The ruling has implications on another case pending before the apex court, one involving Tata Power, Reliance Power and the government. In 2008, the coal ministry had allowed Reliance Power to use surplus coal from the 4,000-Mw Sasan UMPP for the company’s 3,980-Mw power project based in Chitrangi, Madhya Pradesh. The decision to divert surplus coal after the bidding was challenged in a high court by Tata Power, which was also in the running for the Sasan UMPP. Tata Power told the court diversion of surplus coal was detrimental to public interest.
After the high court turned down its plea, Tata Power moved the Supreme Court.
The peak cumulative production of three mines allocated to Reliance Power in Sasan is 25 million tonnes (mt) a year. The Sasan power project’s annual requirement is 16 mt, a surplus of nine mt a year.
Reliance Power declined to comment on the matter.
In a report on UMPPs in 2012, the Comptroller and Auditor General had said, “The permission to use surplus coal in other projects of the bidder after award of the contract based on acceptance of the lowest tariff, vitiated the sanctity of the bidding process, which would result in post-bid concessions to the developer with significant financial implications.”
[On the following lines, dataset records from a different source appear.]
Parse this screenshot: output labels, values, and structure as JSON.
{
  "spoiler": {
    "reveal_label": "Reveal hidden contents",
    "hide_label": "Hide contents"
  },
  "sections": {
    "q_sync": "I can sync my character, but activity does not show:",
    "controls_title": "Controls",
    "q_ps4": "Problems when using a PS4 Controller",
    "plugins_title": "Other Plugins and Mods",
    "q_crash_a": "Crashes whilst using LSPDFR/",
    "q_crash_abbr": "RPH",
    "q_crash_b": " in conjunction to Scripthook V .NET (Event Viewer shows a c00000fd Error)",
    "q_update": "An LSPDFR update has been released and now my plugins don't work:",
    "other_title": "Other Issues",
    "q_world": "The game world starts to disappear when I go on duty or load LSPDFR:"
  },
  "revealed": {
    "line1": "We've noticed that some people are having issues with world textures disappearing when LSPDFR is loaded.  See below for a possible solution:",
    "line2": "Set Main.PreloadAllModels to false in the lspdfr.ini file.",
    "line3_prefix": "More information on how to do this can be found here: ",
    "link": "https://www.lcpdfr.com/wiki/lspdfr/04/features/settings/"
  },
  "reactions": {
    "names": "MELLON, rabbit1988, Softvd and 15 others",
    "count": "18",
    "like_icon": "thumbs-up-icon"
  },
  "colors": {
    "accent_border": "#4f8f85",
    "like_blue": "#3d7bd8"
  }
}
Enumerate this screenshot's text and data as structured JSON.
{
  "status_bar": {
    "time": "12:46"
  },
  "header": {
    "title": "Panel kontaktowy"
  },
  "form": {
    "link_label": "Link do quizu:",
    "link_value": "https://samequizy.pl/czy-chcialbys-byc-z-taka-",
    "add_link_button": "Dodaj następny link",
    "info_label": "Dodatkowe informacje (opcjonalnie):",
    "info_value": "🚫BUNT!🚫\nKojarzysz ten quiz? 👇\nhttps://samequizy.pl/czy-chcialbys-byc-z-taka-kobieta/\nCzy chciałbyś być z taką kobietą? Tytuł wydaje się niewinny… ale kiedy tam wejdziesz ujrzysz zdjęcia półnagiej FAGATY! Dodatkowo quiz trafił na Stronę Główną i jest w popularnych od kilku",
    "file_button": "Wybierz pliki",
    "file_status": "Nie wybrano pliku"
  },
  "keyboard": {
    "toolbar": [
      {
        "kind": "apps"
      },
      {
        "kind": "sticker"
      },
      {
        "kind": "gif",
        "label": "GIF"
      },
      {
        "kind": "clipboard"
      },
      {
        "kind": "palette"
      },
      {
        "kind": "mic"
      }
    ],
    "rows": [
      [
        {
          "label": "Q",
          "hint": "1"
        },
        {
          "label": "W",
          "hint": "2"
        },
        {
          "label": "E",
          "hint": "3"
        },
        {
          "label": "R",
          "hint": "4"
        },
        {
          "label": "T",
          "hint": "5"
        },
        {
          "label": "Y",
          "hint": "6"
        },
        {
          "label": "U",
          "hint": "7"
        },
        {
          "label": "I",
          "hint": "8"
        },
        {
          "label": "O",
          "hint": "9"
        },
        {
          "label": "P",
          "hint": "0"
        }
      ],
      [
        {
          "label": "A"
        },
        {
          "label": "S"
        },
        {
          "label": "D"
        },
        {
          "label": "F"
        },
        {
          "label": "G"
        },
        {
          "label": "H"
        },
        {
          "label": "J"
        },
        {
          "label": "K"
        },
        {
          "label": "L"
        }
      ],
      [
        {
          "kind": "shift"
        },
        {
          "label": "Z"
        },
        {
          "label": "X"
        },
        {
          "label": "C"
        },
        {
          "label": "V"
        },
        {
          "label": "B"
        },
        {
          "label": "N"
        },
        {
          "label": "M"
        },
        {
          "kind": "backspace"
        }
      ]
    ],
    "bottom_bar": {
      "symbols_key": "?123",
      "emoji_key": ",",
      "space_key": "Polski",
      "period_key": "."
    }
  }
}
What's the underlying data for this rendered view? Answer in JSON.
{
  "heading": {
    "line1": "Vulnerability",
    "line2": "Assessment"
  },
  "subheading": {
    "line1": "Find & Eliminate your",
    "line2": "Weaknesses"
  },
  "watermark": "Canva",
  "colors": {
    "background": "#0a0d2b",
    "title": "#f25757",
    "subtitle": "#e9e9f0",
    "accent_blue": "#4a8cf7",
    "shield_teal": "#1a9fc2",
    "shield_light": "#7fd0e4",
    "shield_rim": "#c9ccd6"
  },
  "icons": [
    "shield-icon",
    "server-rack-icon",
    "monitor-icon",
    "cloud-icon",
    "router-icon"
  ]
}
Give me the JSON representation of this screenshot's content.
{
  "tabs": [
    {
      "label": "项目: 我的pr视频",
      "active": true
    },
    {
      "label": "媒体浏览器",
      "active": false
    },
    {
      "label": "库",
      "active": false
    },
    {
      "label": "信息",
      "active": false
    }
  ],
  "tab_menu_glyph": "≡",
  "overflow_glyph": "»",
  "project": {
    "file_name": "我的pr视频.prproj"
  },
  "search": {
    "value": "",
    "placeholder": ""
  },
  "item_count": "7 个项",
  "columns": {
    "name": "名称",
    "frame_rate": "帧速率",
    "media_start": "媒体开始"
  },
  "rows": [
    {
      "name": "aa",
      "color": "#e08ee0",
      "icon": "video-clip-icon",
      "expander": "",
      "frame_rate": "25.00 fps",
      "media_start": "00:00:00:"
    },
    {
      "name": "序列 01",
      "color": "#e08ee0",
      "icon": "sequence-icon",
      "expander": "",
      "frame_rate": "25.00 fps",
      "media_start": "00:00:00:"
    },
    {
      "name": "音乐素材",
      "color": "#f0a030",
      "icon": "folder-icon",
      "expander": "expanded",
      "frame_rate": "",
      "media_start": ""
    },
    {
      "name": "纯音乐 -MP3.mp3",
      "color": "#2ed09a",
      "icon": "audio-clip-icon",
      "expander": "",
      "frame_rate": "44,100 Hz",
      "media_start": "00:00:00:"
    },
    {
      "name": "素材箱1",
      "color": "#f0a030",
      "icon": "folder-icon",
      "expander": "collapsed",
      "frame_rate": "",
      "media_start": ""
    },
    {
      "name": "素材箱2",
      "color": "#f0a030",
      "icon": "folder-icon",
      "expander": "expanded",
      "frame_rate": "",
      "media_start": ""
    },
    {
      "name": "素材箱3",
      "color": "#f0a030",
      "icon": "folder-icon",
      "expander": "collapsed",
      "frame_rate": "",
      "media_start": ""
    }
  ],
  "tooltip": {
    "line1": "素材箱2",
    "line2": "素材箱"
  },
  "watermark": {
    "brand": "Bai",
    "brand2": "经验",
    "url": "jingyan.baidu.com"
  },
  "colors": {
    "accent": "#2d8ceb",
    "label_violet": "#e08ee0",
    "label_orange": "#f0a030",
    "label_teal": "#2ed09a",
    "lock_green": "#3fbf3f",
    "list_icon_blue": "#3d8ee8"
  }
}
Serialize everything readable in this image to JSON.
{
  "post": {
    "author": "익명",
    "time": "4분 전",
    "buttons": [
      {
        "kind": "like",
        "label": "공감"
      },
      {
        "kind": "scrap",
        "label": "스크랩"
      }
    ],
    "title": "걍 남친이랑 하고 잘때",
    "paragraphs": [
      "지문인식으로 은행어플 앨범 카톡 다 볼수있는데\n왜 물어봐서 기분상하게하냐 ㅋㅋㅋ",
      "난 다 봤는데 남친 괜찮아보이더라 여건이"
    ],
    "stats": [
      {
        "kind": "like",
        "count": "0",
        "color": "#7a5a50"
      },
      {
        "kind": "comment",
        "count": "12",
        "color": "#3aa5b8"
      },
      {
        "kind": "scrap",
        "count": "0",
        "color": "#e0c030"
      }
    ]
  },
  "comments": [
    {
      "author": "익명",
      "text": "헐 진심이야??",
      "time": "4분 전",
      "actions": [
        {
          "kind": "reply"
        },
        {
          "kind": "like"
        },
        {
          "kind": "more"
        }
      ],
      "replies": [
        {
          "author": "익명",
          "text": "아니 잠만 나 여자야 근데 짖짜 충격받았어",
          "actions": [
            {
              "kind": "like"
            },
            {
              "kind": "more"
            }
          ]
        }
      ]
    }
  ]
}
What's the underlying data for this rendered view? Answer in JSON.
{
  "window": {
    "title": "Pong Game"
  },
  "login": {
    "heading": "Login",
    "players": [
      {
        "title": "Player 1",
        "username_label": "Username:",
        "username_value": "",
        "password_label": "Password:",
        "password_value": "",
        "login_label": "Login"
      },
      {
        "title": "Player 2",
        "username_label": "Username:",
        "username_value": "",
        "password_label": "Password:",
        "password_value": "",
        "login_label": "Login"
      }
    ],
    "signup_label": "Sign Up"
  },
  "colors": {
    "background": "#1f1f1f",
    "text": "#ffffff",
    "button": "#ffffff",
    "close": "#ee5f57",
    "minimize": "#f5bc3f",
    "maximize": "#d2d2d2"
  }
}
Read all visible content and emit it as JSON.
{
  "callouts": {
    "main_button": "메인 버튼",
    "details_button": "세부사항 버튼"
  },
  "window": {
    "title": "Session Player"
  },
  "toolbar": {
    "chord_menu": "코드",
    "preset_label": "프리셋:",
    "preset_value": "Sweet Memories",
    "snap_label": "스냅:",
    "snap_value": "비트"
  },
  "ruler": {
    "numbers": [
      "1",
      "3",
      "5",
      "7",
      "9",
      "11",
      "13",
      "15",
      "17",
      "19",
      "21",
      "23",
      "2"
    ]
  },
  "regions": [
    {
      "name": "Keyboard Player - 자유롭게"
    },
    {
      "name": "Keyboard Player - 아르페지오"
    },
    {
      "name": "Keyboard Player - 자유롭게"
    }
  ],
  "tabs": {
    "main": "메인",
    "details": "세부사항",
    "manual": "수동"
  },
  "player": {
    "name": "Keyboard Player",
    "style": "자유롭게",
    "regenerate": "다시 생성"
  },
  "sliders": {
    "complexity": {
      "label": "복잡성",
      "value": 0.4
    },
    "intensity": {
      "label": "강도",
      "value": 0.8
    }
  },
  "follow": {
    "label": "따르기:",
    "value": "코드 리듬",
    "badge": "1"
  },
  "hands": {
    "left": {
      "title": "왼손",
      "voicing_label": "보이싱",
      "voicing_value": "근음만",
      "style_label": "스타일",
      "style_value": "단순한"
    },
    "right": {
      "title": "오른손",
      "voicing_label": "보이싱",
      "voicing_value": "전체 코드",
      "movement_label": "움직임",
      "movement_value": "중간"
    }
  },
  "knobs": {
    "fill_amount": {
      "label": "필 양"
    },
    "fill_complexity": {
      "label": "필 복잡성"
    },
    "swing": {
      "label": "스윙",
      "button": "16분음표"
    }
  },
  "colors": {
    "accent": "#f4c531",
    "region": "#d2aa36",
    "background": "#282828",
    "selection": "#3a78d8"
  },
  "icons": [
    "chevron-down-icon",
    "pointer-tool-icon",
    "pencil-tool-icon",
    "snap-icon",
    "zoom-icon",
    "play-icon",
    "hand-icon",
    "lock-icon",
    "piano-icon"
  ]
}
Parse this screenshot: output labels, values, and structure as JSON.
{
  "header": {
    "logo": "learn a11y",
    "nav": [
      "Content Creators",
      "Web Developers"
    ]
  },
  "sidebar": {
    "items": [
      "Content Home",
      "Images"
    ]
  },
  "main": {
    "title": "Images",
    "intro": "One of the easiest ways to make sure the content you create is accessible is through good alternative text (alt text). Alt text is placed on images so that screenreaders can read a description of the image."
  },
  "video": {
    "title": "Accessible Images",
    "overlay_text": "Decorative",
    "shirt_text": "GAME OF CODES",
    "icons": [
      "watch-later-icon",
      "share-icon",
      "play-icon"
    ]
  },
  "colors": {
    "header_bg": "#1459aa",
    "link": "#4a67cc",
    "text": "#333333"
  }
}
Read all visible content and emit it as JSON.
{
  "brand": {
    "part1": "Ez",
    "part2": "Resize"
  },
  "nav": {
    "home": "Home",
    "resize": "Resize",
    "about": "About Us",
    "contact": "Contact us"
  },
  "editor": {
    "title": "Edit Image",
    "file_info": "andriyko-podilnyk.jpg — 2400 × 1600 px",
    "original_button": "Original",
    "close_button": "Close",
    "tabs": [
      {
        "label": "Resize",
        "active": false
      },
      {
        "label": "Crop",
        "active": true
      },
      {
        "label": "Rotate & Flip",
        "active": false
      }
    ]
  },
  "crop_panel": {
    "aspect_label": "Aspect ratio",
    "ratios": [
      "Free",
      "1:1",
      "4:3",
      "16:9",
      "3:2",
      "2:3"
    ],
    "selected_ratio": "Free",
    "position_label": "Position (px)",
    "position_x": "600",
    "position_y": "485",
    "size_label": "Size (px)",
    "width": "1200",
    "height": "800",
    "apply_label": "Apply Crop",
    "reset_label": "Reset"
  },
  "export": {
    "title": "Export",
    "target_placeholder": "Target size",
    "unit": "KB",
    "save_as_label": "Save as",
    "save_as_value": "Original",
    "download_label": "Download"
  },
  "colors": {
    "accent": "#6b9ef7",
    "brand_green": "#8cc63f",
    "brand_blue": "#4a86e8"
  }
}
Reliance Power had signed a power purchase agreement with seven regions – Madhya Pradesh, Punjab, Uttar Pradesh, Delhi, Haryana, Rajasthan and Uttarakhand – at 70 paise a unit. It was to sell power at Rs 1.19 a unit. But a recent order by the Central Electricity Regulatory Commission had withdrawn from the company the right to increase rates, owing to delay in commissioning the third unit.